The group now plans to hold an emergency meeting Thursday morning to discuss Reich’s resignation. At least one IJCIC member said he would ask Reich to rescind his decision.
“This is not the time to show divisiveness within the Jewish community,” said Rabbi Fabian Schonfeld, co-chair of the interreligious affairs committee of the Synagogue Council of America, which represents Reform, Conservative and Orthodox Jews and is a member agency of IJCIC.
RABBI STILL PLANNING TO SUE GLEMP
IJCIC members remain deeply divided on the issue of meeting with Glemp, who insulted Jews and Judaism in his now-infamous homily of Aug. 26, 1989, in Czestochowa, Poland.
In that homily, the cardinal accused Jews of “getting peasants drunk,” “spreading communism” and acting “from a position of a people raised above all others.”
He also said that a group of Jewish activists, led by New York Rabbi Avi Weiss, had intended to kill the nuns at the Carmelite convent at Auschwitz during a July 1989 demonstration there.

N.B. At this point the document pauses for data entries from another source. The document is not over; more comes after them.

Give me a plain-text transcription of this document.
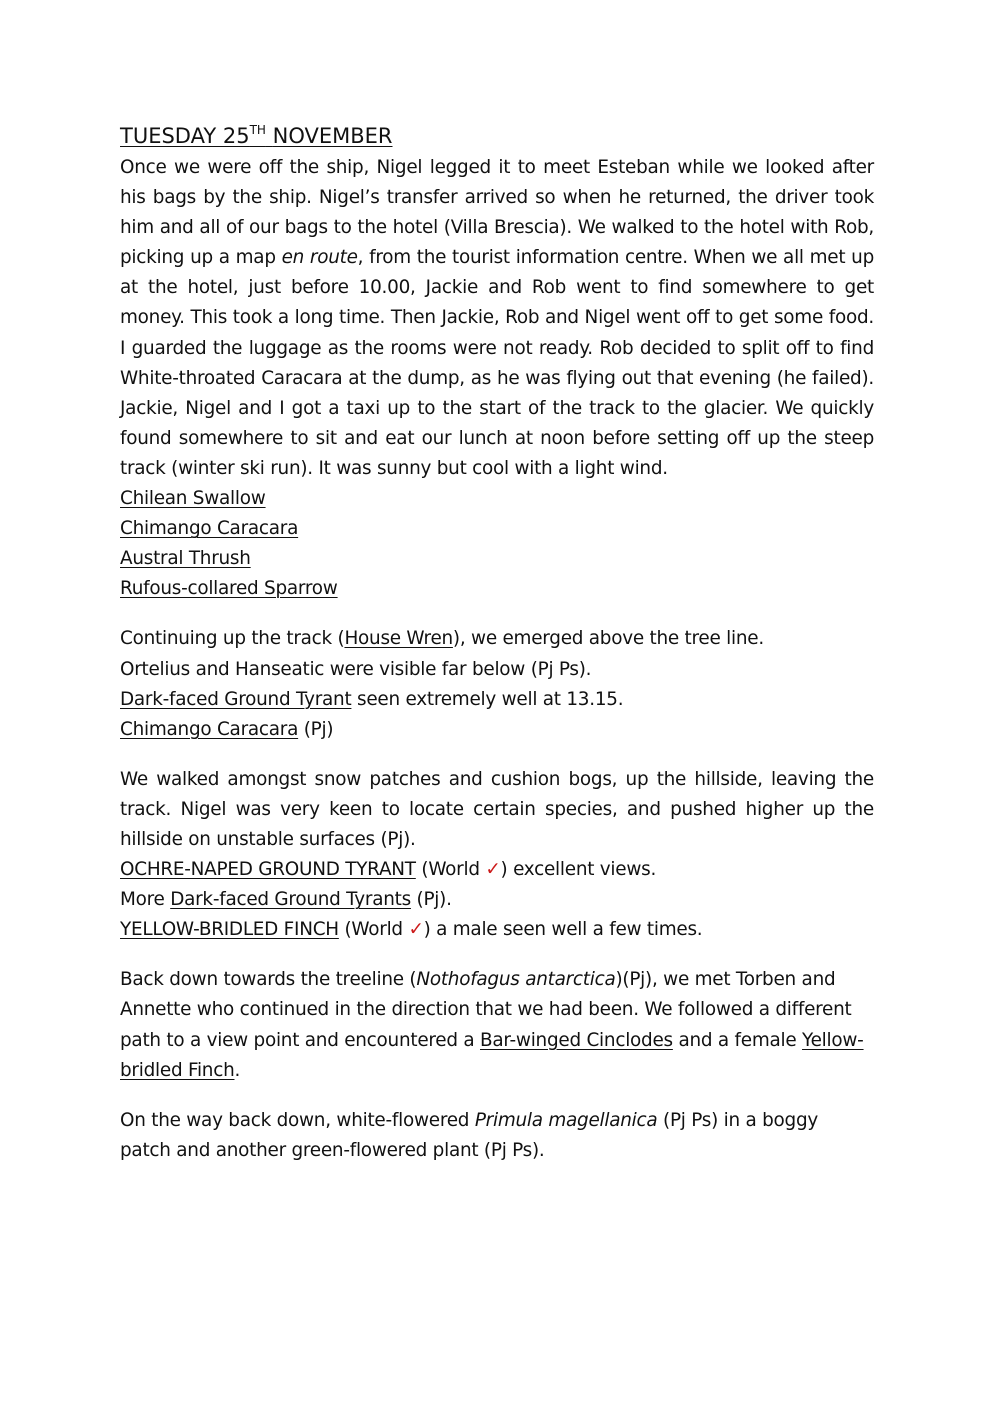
TUESDAY 25TH NOVEMBER

Once we were off the ship, Nigel legged it to meet Esteban while we looked after his bags by the ship. Nigel’s transfer arrived so when he returned, the driver took him and all of our bags to the hotel (Villa Brescia). We walked to the hotel with Rob, picking up a map en route, from the tourist information centre. When we all met up at the hotel, just before 10.00, Jackie and Rob went to find somewhere to get money. This took a long time. Then Jackie, Rob and Nigel went off to get some food. I guarded the luggage as the rooms were not ready. Rob decided to split off to find White-throated Caracara at the dump, as he was flying out that evening (he failed). Jackie, Nigel and I got a taxi up to the start of the track to the glacier. We quickly found somewhere to sit and eat our lunch at noon before setting off up the steep track (winter ski run). It was sunny but cool with a light wind.

Chilean Swallow
Chimango Caracara
Austral Thrush
Rufous-collared Sparrow
Continuing up the track (House Wren), we emerged above the tree line.
Ortelius and Hanseatic were visible far below (Pj Ps).
Dark-faced Ground Tyrant seen extremely well at 13.15.
Chimango Caracara (Pj)

We walked amongst snow patches and cushion bogs, up the hillside, leaving the track. Nigel was very keen to locate certain species, and pushed higher up the hillside on unstable surfaces (Pj).

OCHRE-NAPED GROUND TYRANT (World ✓) excellent views.
More Dark-faced Ground Tyrants (Pj).
YELLOW-BRIDLED FINCH (World ✓) a male seen well a few times.

Back down towards the treeline (Nothofagus antarctica)(Pj), we met Torben and Annette who continued in the direction that we had been. We followed a different path to a view point and encountered a Bar-winged Cinclodes and a female Yellow-bridled Finch.

On the way back down, white-flowered Primula magellanica (Pj Ps) in a boggy patch and another green-flowered plant (Pj Ps).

Glemp backed away from some of those remarks in a letter he sent Aug. 12 to Archbishop Arthur Maida of Detroit, later made public.
He admitted that the Jewish activists “did not intend to kill the sisters or to destroy the convent” and he expressed regret over past “misunderstandings” with the world Jewish community.
He also called anti-Semitism “evil and contrary to the spirit of the Gospel.” But he did not give the explicit apology for his past remarks that many Jewish leaders had hoped for.
As a result, Weiss is going ahead with plans to sue Glemp for libel and defamation. He and Harvard Law School Professor Alan Dershowitz intend to serve the cardinal with court papers once he lands on American soil.
Schonfeld of IJCIC agreed with that position, calling Glemp’s letter a “cop-out. If I insult somebody, I apologize to them directly, not by saying it to somebody else,” he said.
Schonfeld said he had turned down an invitation to meet with Glemp extended by the Catholic bishops conference.
But others have accepted their invitations, which were extended to individual Jewish leaders who work on interreligious dialogue. While not entirely pleased with Glemp’s letter, they feel it is a positive step.
One of them is Rabbi Jack Bemporad, who chairs the Synagogue Council panel that Schonfeld co-chairs.
Glemp “is moving in the direction of reconciliation with the Jewish community,” Bemporad said. “This is a first step in the direction of what I think will be a much fuller statement” at the meeting Friday.
“It’s only appropriate that the Jewish community listen to what he has to say.”